Boston Scientific‘s (NYSE:BSX) breach-of-contract counterclaims will stand in a whistleblower lawsuit filed by a pair of former customer service employees over the medical device company’s Precision Plus spinal cord stimulation system, a federal judge ruled last week.
Whistleblowers Wendy Bahnsen and Carolina Fuentes in March 2011 accused Boston Scientific of submitting fraudulent Medicare and Medicaid billing claims, concealing defects and denying replacement devices, engaging in a kickbacks scheme and retaliating against employees who raised the red flag about such practices.

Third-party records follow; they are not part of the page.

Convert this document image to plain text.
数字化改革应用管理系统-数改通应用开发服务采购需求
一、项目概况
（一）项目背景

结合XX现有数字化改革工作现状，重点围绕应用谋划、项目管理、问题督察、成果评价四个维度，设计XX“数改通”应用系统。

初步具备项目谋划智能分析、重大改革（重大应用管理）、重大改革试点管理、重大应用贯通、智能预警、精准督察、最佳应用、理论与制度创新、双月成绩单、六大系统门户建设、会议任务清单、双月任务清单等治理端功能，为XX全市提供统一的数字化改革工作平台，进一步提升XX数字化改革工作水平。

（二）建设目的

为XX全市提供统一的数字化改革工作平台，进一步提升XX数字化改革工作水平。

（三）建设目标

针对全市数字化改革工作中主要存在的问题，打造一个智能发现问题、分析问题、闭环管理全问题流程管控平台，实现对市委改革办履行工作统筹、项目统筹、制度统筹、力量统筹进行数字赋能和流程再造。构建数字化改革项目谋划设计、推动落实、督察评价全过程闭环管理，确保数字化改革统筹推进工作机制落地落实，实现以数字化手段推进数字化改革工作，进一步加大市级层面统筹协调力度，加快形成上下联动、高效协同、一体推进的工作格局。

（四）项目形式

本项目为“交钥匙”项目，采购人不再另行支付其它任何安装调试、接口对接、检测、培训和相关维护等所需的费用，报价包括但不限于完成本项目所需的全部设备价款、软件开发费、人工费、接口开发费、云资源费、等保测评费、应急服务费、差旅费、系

Boston Scientific’s counter-claim alleged that Bahnsen and Fuentes breached their employment contracts by leaking confidential information, according to court documents. Bahnsen and Fuentes rebutted that they handed over the information to government authorities in compliance with federal anti-fraud laws, and that the medical device giant was seeking only to "immunize itself from this damning and damaging evidence" by attacking the whistleblowers. They asked Judge Susan Wigenton of the U.S. District Court for New Jersey to dismiss the counter-claims, according to the documents.

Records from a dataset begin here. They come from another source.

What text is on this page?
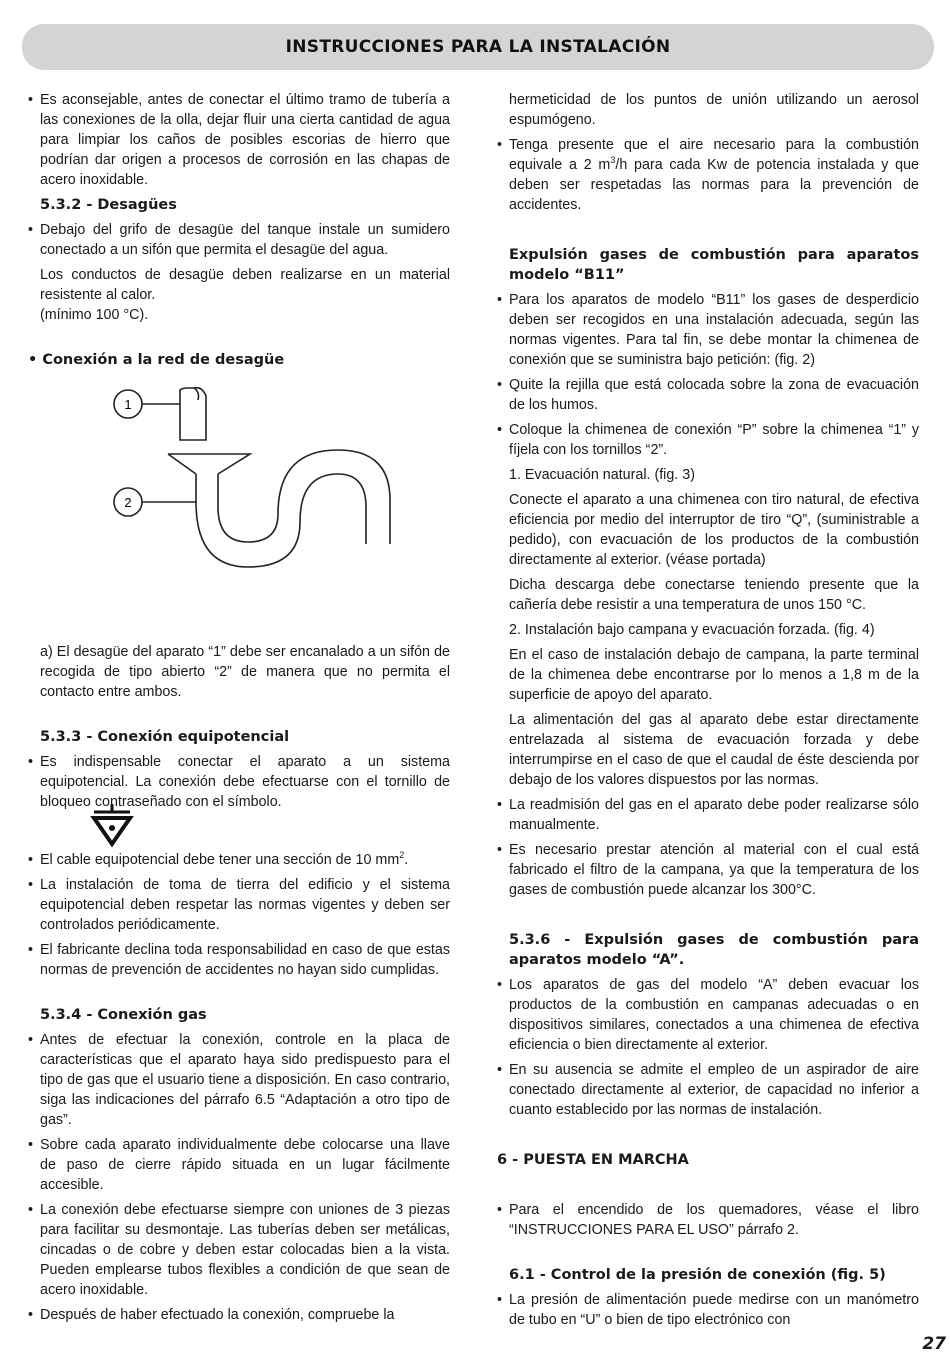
INSTRUCCIONES PARA LA INSTALACIÓN

• Es aconsejable, antes de conectar el último tramo de tubería a las conexiones de la olla, dejar fluir una cierta cantidad de agua para limpiar los caños de posibles escorias de hierro que podrían dar origen a procesos de corrosión en las chapas de acero inoxidable.

5.3.2 - Desagües

• Debajo del grifo de desagüe del tanque instale un sumidero conectado a un sifón que permita el desagüe del agua.

Los conductos de desagüe deben realizarse en un material resistente al calor.

(mínimo 100 °C).

• Conexión a la red de desagüe
1
2

a) El desagüe del aparato “1” debe ser encanalado a un sifón de recogida de tipo abierto “2” de manera que no permita el contacto entre ambos.

5.3.3 - Conexión equipotencial

• Es indispensable conectar el aparato a un sistema equipotencial. La conexión debe efectuarse con el tornillo de bloqueo contraseñado con el símbolo.

• El cable equipotencial debe tener una sección de 10 $mm^2$.

• La instalación de toma de tierra del edificio y el sistema equipotencial deben respetar las normas vigentes y deben ser controlados periódicamente.

• El fabricante declina toda responsabilidad en caso de que estas normas de prevención de accidentes no hayan sido cumplidas.

5.3.4 - Conexión gas

• Antes de efectuar la conexión, controle en la placa de características que el aparato haya sido predispuesto para el tipo de gas que el usuario tiene a disposición. En caso contrario, siga las indicaciones del párrafo 6.5 “Adaptación a otro tipo de gas”.

• Sobre cada aparato individualmente debe colocarse una llave de paso de cierre rápido situada en un lugar fácilmente accesible.

• La conexión debe efectuarse siempre con uniones de 3 piezas para facilitar su desmontaje. Las tuberías deben ser metálicas, cincadas o de cobre y deben estar colocadas bien a la vista. Pueden emplearse tubos flexibles a condición de que sean de acero inoxidable.

• Después de haber efectuado la conexión, compruebe la

hermeticidad de los puntos de unión utilizando un aerosol espumógeno.

• Tenga presente que el aire necesario para la combustión equivale a 2 $m^3/h$ para cada Kw de potencia instalada y que deben ser respetadas las normas para la prevención de accidentes.

Expulsión gases de combustión para aparatos modelo “B11”

• Para los aparatos de modelo “B11” los gases de desperdicio deben ser recogidos en una instalación adecuada, según las normas vigentes. Para tal fin, se debe montar la chimenea de conexión que se suministra bajo petición: (fig. 2)

• Quite la rejilla que está colocada sobre la zona de evacuación de los humos.

• Coloque la chimenea de conexión “P” sobre la chimenea “1” y fíjela con los tornillos “2”.

1. Evacuación natural. (fig. 3)

Conecte el aparato a una chimenea con tiro natural, de efectiva eficiencia por medio del interruptor de tiro “Q”, (suministrable a pedido), con evacuación de los productos de la combustión directamente al exterior. (véase portada)

Dicha descarga debe conectarse teniendo presente que la cañería debe resistir a una temperatura de unos 150 °C.

2. Instalación bajo campana y evacuación forzada. (fig. 4)

En el caso de instalación debajo de campana, la parte terminal de la chimenea debe encontrarse por lo menos a 1,8 m de la superficie de apoyo del aparato.

La alimentación del gas al aparato debe estar directamente entrelazada al sistema de evacuación forzada y debe interrumpirse en el caso de que el caudal de éste descienda por debajo de los valores dispuestos por las normas.

• La readmisión del gas en el aparato debe poder realizarse sólo manualmente.

• Es necesario prestar atención al material con el cual está fabricado el filtro de la campana, ya que la temperatura de los gases de combustión puede alcanzar los 300°C.

5.3.6 - Expulsión gases de combustión para aparatos modelo “A”.

• Los aparatos de gas del modelo “A” deben evacuar los productos de la combustión en campanas adecuadas o en dispositivos similares, conectados a una chimenea de efectiva eficiencia o bien directamente al exterior.

• En su ausencia se admite el empleo de un aspirador de aire conectado directamente al exterior, de capacidad no inferior a cuanto establecido por las normas de instalación.

6 - PUESTA EN MARCHA

• Para el encendido de los quemadores, véase el libro “INSTRUCCIONES PARA EL USO” párrafo 2.

6.1 - Control de la presión de conexión (fig. 5)

• La presión de alimentación puede medirse con un manómetro de tubo en “U” o bien de tipo electrónico con

27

But Wigenton demurred, dismissing only 2 of the 23 counter-claims on the grounds that the plaintiffs " pled with sufficient particularity facts constituting [Boston Scientific’s] alleged fraud," according to court records.
"At this stage, defendant has sufficiently pled breach of contract counterclaims. Both relators signed employment agreements, at the beginning of their employment at [Boston Scientific], requiring them to refrain from disclosing or retaining certain [Boston Scientific] confidential or proprietary information. Defendant claims that plaintiffs impermissibly ‘took, disclosed, and then published’ confidential patient claims data and proprietary business information related to the [Precision Plus] system and customer lists in their 1st amended complaint, thereby breaching their employment contracts," Wigenton wrote.
Boston Scientific lost its initial bid to have the lawsuit thrown out of court when Wigenton denied the motions and ruled that the case may proceed.